Turma: Primeira Turma Ordinária da Terceira Câmara da Terceira Seção
Câmara: Terceira Câmara
Seção: Terceira Seção De Julgamento
Data da sessão: Mon Feb 28 00:00:00 UTC 2011
Data da publicação: Mon Feb 28 00:00:00 UTC 2011
Ementa: Imposto sobre Produtos Industrializados – IPI Período de apuração: 01/01/2003 a 31/03/2003 CRÉDITO PRESUMIDO DE IPI. INSUMOS ADQUIRIDOS DE PESSOA FÍSICA E COOPERATIVAS. RECURSO REPETITIVO STJ. Com a edição do art. 62A do RICARF, as decisões proferidas pelo STJ submetidas ao rito do art. 543C do CPC devem ser seguidas pelo CARF. Assim, o crédito presumido de IPI previsto na Lei nº 9.363/96 não apresenta a restrição contida na IN SRF nº 23/97. Destarte, o condicionamento do incentivo fiscal aos insumos adquiridos de fornecedores sujeitos à tributação pelo PIS e pela Cofins, exorbita dos limites impostos pela lei ordinária.
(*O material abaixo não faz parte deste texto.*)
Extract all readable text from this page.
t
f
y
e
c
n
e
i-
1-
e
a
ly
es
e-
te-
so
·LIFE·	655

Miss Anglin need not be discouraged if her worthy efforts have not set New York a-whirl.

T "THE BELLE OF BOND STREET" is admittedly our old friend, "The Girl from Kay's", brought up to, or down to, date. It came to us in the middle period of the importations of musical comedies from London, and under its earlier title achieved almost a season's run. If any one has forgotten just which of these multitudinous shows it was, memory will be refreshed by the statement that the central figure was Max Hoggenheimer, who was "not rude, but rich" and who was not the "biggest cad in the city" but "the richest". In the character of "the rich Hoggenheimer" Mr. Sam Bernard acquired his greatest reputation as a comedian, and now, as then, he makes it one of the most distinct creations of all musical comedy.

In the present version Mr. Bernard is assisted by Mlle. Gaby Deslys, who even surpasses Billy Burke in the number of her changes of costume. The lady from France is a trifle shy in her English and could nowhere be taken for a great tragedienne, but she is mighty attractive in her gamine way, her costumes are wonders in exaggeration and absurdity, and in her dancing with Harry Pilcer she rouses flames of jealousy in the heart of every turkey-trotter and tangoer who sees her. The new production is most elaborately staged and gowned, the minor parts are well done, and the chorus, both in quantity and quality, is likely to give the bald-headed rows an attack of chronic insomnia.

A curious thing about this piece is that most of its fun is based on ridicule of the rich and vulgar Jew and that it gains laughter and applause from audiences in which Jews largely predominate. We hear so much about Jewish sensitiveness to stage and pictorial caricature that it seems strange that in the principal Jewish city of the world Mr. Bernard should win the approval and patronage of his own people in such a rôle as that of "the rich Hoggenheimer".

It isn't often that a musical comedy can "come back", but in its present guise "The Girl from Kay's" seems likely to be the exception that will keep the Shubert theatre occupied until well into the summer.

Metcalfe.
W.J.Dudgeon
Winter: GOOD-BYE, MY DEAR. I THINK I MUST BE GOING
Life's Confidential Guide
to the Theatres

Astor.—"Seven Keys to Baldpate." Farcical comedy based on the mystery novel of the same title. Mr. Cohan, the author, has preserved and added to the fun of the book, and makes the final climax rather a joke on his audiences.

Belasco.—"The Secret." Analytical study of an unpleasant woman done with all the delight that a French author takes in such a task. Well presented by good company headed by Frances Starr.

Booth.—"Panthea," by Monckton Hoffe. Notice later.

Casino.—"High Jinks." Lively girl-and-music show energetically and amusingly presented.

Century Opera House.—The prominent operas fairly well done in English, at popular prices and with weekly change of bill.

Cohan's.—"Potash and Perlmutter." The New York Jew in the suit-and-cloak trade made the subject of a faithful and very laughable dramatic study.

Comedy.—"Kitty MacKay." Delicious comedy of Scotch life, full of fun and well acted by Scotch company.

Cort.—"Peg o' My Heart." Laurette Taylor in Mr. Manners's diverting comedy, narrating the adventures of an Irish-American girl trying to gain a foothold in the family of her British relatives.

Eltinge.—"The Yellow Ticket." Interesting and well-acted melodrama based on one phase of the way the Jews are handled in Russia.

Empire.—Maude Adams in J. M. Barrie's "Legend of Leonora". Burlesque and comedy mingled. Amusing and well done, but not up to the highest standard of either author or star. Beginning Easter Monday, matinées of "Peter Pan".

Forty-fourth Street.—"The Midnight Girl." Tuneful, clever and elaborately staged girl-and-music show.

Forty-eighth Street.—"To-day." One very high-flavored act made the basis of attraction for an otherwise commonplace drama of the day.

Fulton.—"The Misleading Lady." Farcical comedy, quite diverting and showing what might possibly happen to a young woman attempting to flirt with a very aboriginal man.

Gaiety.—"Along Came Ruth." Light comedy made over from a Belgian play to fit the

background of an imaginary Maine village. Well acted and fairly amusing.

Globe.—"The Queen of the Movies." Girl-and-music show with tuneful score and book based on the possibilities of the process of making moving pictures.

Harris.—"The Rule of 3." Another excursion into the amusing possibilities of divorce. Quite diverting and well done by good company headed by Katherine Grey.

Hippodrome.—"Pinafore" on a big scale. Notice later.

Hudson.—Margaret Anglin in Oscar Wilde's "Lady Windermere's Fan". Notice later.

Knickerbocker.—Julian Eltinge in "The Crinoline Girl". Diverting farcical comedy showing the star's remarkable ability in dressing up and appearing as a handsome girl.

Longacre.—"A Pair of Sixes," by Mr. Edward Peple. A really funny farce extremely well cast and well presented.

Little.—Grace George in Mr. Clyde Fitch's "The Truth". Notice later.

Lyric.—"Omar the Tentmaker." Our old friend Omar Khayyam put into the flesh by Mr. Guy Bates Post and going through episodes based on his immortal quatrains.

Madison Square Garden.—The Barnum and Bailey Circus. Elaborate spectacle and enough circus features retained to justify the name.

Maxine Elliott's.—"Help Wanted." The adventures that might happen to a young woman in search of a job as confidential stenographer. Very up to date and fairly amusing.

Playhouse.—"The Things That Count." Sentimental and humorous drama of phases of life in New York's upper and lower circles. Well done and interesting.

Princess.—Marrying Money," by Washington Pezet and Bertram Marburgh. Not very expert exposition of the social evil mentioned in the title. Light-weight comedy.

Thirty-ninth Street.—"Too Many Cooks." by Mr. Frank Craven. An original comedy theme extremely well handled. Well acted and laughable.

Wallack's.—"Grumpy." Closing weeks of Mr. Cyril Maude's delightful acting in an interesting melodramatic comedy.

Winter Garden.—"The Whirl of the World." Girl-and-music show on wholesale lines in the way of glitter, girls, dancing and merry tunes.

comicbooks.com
TAXA SELIC. RESSARCIMENTO. APLICABILIDADE AOS CRÉDITOS LEGÍTIMOS RESISTIDOS PELO FISCO. Deverão ser corrigidos pela taxa Selic os valores devidos e resistidos pelo fisco, desde a formulação do pedido. Recurso Voluntário Provido em Parte
Numero da decisão: 3301-000.824
Decisão: ACORDAM os membros da 3ª Câmara / 1ª Turma Ordinária da Terceira Seção de Julgamento, por unanimidade de votos, em dar provimento parcial ao recurso, nos termos do voto do relator.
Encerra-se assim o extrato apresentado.